Brexit and the Global Projection of Soft Power
The televised spring wedding of Prince Harry and Meghan Markle was viewed by 18 million Britons and more than two billion people worldwide — making it one of the most watched events of the decade.
Across social media too, its appeal resulted in more than 3.4 million tweets being sent during the ceremony – hitting a peak of 40,000 per minute during the sermon of American Bishop Michael Curry.
And for UK Inc., the Royal Wedding came at an important moment for the nation.
As the newly minted Duke and Duchess of Sussex settled into their life together, their relationship had been carefully co-opted to promote the United Kingdom around the world in a powerful exercise in soft power and cultural diplomacy.
As the UK prepares for its future outside of the European Union, the importance of soft power increases greatly.
It is critical that a post-Brexit global Britain promote itself not just as a nation of rich heritage and proud tradition but a modern and diverse country that is outward facing and forward looking.
Just as the Royal Wedding combined a sense of history with glamour and modernity, so Britain will wish to be viewed not just as a nation of Shakespeare, cricket and the Tower of London but also of diverse cultures, creative energies and cutting-edge technologies.
It is this combination of heritage and entrepreneurship; the Government now seeks to promote through its Great campaign and the Modern Industrial Strategy.
Both represent the culmination of years of investment not just in safeguarding and preserving Britain’s powerful past but in preparing for its future.

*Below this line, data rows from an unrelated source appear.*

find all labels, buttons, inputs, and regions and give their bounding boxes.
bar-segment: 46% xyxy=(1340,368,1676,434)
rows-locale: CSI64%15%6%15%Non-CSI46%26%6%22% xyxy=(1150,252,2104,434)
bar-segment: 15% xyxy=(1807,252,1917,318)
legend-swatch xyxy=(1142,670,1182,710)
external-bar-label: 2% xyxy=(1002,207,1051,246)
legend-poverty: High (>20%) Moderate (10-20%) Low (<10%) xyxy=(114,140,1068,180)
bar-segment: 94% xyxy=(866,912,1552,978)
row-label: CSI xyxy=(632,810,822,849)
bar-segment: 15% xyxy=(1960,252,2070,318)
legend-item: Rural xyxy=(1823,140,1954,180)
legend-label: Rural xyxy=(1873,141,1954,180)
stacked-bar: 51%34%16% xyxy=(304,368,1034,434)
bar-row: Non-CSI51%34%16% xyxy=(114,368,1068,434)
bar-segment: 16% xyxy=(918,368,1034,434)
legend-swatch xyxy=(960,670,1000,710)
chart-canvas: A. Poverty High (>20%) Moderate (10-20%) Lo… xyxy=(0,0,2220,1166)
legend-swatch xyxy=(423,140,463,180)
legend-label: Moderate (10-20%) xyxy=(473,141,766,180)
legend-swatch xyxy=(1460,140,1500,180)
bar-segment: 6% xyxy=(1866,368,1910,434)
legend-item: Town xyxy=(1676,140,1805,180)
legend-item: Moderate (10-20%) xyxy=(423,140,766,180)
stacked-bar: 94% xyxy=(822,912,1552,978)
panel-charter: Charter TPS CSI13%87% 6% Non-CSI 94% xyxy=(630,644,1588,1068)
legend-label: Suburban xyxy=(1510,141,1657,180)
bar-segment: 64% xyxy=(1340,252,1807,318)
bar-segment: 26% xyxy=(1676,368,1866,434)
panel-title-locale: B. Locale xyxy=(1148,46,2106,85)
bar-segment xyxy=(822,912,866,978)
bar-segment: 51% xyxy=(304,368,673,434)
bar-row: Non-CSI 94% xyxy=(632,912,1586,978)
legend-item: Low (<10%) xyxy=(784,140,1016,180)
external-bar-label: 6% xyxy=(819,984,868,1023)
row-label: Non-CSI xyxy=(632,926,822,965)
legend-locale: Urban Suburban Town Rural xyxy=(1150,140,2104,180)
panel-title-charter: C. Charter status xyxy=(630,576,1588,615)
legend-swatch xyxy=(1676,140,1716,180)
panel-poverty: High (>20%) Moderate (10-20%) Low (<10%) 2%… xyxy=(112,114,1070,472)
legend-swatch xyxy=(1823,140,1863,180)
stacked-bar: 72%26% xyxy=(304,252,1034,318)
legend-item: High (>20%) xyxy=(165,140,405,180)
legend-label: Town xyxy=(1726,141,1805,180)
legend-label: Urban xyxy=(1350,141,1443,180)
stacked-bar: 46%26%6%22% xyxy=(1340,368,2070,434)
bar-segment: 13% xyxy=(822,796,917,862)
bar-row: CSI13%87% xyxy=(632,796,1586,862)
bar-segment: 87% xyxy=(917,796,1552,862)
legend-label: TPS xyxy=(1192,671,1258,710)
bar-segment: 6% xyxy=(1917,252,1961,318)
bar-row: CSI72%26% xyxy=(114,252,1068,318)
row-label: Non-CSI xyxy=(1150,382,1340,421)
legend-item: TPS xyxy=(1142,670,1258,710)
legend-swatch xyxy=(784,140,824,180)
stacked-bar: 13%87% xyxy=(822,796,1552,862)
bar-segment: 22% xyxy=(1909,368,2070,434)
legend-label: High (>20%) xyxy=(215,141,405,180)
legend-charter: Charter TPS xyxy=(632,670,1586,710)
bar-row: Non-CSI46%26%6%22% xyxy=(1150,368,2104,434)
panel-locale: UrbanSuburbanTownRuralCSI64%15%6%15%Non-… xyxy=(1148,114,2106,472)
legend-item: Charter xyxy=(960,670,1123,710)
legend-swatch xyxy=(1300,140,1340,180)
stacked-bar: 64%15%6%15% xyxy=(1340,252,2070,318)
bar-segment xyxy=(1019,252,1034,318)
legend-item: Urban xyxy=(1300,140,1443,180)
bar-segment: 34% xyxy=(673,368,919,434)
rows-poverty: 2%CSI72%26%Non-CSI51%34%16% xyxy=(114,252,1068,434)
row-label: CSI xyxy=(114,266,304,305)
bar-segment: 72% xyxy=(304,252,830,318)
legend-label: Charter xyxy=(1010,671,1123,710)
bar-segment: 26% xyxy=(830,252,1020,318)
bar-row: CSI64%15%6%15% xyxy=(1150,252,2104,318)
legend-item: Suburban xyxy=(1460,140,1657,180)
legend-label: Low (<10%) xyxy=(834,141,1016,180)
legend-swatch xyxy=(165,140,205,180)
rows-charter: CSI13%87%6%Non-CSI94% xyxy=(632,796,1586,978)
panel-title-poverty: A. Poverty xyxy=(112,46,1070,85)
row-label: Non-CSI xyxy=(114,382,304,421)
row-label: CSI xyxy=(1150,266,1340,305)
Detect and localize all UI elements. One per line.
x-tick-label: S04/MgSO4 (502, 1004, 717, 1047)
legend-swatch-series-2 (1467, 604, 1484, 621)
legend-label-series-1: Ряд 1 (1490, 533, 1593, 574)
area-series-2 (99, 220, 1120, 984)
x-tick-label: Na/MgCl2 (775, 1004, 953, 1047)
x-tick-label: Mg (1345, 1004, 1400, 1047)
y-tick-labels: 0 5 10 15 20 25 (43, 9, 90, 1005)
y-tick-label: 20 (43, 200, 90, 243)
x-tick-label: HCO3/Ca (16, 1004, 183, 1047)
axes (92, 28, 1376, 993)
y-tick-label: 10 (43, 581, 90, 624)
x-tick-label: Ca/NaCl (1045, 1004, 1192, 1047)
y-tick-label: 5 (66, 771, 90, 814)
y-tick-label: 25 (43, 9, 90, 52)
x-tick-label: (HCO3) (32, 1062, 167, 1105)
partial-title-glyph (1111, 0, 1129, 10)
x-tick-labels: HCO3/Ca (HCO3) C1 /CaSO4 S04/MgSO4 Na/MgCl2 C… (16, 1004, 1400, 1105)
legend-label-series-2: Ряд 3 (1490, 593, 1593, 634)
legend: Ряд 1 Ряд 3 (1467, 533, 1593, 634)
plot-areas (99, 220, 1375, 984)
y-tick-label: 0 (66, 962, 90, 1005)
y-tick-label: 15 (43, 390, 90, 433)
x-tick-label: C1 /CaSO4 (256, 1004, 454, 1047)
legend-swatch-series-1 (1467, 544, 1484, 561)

Gary Rawnsley; Professor of Public Diplomacy in the Department of International Politics at Aberystwyth University, notes: “The key lies in recognising how governments and other political actors “generate” soft power rather than “exercise” it, because soft power is a resource, not an instrument. It is the end result – the consequence – of policies pursued and relationships maintained that further social progress and generate favourable opinions overseas.”
Familiarity is clearly key to soft power, but its real success relies on something more profound that simple messaging – authenticity.
For the UK in particular, our cultural and historical systems are well understood abroad but the real test of creating a new currency of power will also be based on how our political ideas and values impact on the world stage beyond Brexit.
For a country’s credibility and moral authority comes as much from how it behaves as what it says.
How Britain choses to exercise its hard power, as it faces an uncertain future in a turbulent world, will have a profound impact on the effectiveness of its cultural diplomacy.
And true soft power will only be achieved when a nation is clear about its own identity and place in the world and demonstrates consistency in both word and deed.
Historically the use of soft power has come naturally to the UK, but as the uncertainties of Brexit and the difficulties of an inconclusive general election create political turbulence and sow the seeds of self-doubt, it is being outstripped by those more certain of their place in the world, both now and in the future.
In a recent study SoftPower30, by the USC Centre for Public Diplomacy, the UK found itself pipped to the post by France as the number one user of soft power.
It is critical for Britain that the story of Brexit does not become one of a nation pulling up the drawbridge on the world but of a country that has set a course for a bright future as a global trading nation.
The Royal Wedding symbolised the way soft diplomacy can tell that story — not of a divided nation torn between its past and its future but of a country prepared to build on its rich values and history as it forges new friendships and partnerships through Brexit and beyond.